In a closed-door meeting with clergy from the Diocese of Rome late last week, Pope Leo XIV clobbered his priests with a distinctly 21st-century request: to resist the “temptation to prepare homilies with artificial intelligence,” according to Vatican News.
“Like all the muscles in the body, if we do not use them, if we do not move them, they die,” the Pope reportedly said. “The brain needs to be used, so our intelligence must also be exercised a little so as not to lose this capacity.”
The holy father drew a fascinating line in the sand, declaring that despite AI’s capabilities now or in the future, a chatbot could never stand-in for a flesh-and-blood priest. “To give a homily is to share faith,” he said, and AI “will never be able to share faith.”
Aside from AI, the Pope warned his clergymen against conflating social media to real life, per Vatican News. If one lives a “life authentically rooted in the Lord,” they’re offering something special to the world, the Pope said, adding that a common “illusion on the internet, on TikTok” is to treat followers and likes as authentic spiritual connection.

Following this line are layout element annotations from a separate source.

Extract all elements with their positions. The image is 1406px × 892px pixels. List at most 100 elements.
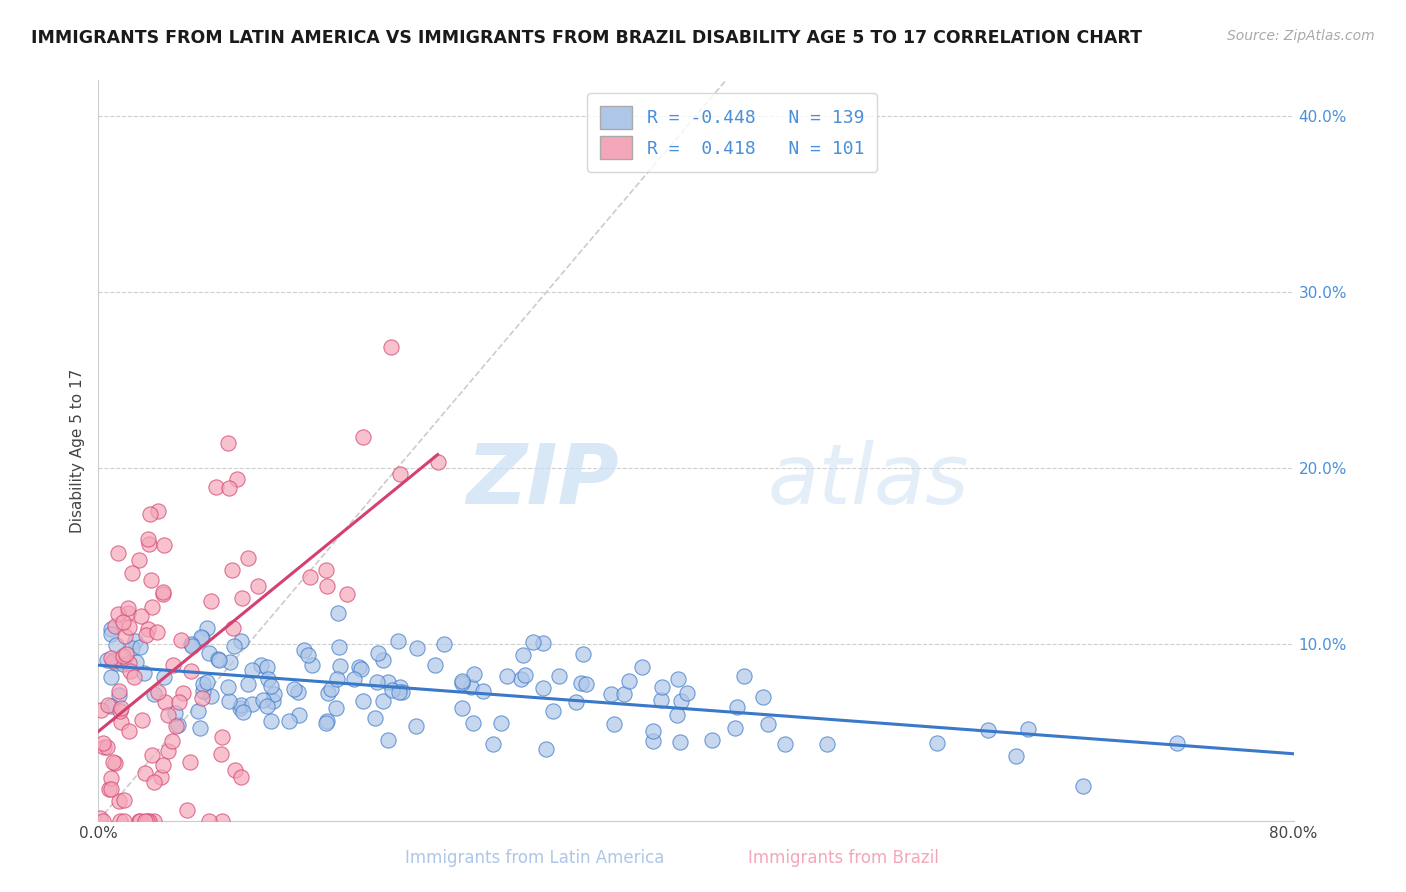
Point [1005,748,1028,763]
Point [225,472,247,486]
Point [100,622,122,636]
Point [287,685,309,699]
Point [153,670,176,684]
Point [129,814,152,828]
Point [700,732,723,747]
Text: IMMIGRANTS FROM LATIN AMERICA VS IMMIGRANTS FROM BRAZIL DISABILITY AGE 5 TO 17 C: IMMIGRANTS FROM LATIN AMERICA VS IMMIGRA… [31,29,1142,46]
Point [380,339,402,353]
Point [141,600,163,615]
Point [669,735,692,749]
Point [481,737,503,751]
Point [195,621,218,635]
Point [297,648,319,662]
Point [124,634,146,648]
Point [142,687,165,701]
Point [773,737,796,751]
Point [195,675,218,690]
Point [387,633,409,648]
Point [217,435,239,450]
Point [231,591,253,605]
Point [208,653,231,667]
Point [190,630,212,644]
Point [96,739,118,754]
Point [153,538,176,552]
Point [198,646,221,660]
Point [600,687,623,701]
Point [364,711,387,725]
Point [193,676,215,690]
Point [190,690,212,705]
Point [510,673,533,687]
Point [463,666,485,681]
Point [724,721,747,735]
Text: Source: ZipAtlas.com: Source: ZipAtlas.com [1227,29,1375,43]
Point [89,811,111,825]
Point [135,628,157,642]
Point [200,690,222,704]
Point [180,639,202,653]
Point [352,694,374,708]
Point [450,676,472,690]
Point [180,664,202,678]
Point [141,573,163,587]
Point [325,701,347,715]
Point [100,771,122,785]
Point [104,756,127,770]
Point [104,619,127,633]
Point [170,632,193,647]
Point [252,692,274,706]
Point [143,814,166,828]
Point [613,687,636,701]
Point [124,670,146,684]
Point [163,706,186,721]
Point [240,697,263,711]
Point [172,686,194,700]
Point [491,716,513,731]
Point [373,653,395,667]
Point [128,553,150,567]
Point [224,763,246,777]
Point [366,675,388,690]
Point [93,736,115,750]
Point [631,660,654,674]
Point [191,631,214,645]
Point [256,699,278,714]
Point [651,680,673,694]
Point [204,480,226,494]
Point [222,639,245,653]
Point [238,676,260,690]
Point [433,637,456,651]
Point [496,669,519,683]
Point [91,814,114,828]
Point [100,670,122,684]
Point [349,659,371,673]
Point [110,704,132,718]
Text: Immigrants from Brazil: Immigrants from Brazil [748,849,939,867]
Point [380,682,402,697]
Point [93,739,115,754]
Point [373,694,395,708]
Point [218,655,240,669]
Point [352,430,374,444]
Point [124,655,146,669]
Point [572,647,595,661]
Point [193,684,215,698]
Point [157,744,180,758]
Point [1017,723,1039,737]
Point [112,793,135,807]
Point [118,724,141,739]
Point [316,579,339,593]
Point [136,622,159,636]
Point [377,733,399,747]
Point [100,626,122,640]
Point [131,713,153,727]
Point [569,675,592,690]
Point [111,649,134,664]
Point [619,674,641,689]
Point [315,563,337,577]
Text: Immigrants from Latin America: Immigrants from Latin America [405,849,664,867]
Point [115,647,138,661]
Point [110,714,132,729]
Point [134,766,156,780]
Point [669,694,692,708]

Whether you follow the teachings of the church or not, the advice is a unique snapshot of the issues facing the Vatican in 2026. It also sits awkwardly with the Vatican’s own AI translation system, an upcoming program that will translate liturgical texts in up to 60 languages in real time.
That tool was announced the same day as the Pope’s meeting with clergy — though it could be viewed as a logical step in the centuries-long struggle to express biblical teachings in the common language of the people (a key criticism of one Martin Luther, if you want to get all historical.)
Either way, for an institution that’s weathered nearly two millennia of technological progress, the Vatican seems eager to define its line on AI.